Stupid Cop

One beautiful summer afternoon I went to the local deli on Potomac street near Wisconsin Ave. They made great sandwiches and sold beer to go. I had done this same lunch routine many many times before. Get sandwich and two Becks beers head to the wall of the parking garage and enjoy lunch.

Half a sandwich and one beer in a police man on a scooter scooted by, saw me, and turned around to hassle me. He gets off his scooter and strolled over and asked me for my ID. (now I knew mosy of the Georgetown police officers) I looked up and asked him what. He said let me see your ID. I looked at him like he had three heads, drank some beer and continued eating my sandwich. He then asked what I was doing there to which I replied what does it look like, I’m eating my lunch. I turned away trying to ignore him but he persisted in his inquiries about the most obvious thing in the world.

Back and forth what am I doing and give your ID. Finally, I told him to buzz off and leave me alone because I only had an hour for my lunch and I didn’t want to waste any of it talking to him. At that point, he arrested me, cuffed me, and called for a patrol car to haul me off to jail. Squad car appears with one of my friendly policemen driving. He comes up laughing and asks ME what’s going on. Doesn’t ask the scooter cop, he asks me. The cop jumps in and tells him I’m being arrested for drinking in public, refusing to id, resisting, and I was surprised he didn’t say littering. My policeman pal is still laughing as they put me in the car.

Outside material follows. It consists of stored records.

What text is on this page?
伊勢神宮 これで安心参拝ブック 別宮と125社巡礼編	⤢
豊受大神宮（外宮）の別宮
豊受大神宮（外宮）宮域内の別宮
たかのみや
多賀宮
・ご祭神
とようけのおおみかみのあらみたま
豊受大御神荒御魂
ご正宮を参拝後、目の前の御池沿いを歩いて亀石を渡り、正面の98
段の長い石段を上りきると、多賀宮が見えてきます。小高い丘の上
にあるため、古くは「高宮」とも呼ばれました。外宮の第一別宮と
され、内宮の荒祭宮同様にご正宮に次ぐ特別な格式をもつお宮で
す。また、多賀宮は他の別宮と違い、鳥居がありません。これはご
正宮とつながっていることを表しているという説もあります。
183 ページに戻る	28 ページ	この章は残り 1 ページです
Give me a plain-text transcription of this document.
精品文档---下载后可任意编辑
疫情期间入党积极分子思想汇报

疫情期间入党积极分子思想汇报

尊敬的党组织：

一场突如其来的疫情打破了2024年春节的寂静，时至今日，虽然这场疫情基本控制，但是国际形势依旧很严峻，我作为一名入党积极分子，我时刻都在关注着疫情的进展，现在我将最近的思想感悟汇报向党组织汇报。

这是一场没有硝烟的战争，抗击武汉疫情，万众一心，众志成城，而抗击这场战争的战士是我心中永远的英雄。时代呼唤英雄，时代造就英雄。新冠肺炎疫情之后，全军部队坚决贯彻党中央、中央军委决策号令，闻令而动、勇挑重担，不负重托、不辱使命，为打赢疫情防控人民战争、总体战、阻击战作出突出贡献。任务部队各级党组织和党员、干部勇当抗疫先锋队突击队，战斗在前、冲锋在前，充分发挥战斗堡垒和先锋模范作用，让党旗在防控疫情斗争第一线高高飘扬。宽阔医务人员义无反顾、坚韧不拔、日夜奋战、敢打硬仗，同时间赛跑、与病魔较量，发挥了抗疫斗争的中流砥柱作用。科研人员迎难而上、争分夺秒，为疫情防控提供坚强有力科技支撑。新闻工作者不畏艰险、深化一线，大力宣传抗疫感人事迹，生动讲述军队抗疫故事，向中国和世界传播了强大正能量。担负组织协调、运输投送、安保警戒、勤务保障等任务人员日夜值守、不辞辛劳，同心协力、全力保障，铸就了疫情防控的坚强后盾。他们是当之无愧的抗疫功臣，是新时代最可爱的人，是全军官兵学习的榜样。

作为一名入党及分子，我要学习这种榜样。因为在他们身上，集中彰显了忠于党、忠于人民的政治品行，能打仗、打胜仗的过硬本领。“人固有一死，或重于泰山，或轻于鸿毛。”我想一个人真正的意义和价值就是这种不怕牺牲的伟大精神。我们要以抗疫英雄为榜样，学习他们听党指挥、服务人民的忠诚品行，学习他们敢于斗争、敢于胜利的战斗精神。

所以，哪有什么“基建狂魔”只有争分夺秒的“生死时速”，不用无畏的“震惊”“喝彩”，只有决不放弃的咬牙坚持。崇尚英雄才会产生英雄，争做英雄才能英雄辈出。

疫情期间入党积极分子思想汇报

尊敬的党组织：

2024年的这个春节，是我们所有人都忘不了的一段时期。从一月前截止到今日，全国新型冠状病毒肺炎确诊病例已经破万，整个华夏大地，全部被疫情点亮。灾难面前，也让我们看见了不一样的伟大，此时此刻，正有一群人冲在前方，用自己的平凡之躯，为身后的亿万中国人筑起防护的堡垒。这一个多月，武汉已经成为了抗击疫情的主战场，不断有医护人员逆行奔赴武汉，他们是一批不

Off to jail I go. It takes all of ten minutes to get to the district # 2 station with the scooter cop following right behind. Out of the car I go and on to the intake deck where the watch commander looks up, see me, and says hey Bill what are you doing here. I proceed to to tell him about my wild criminal escapades of eating lunch in Georgetown, leaving out the littering and my subsequent arrest. He starts laughing while my pal is still laughing and the scooter cop is wondering what the hell is going on. He tell my pal Chris to uncuff me and give me a ride back to my car.

We all had a great laugh except the scooter cop. I never saw him again.

P.S. Do they have scooter cops in Siberia?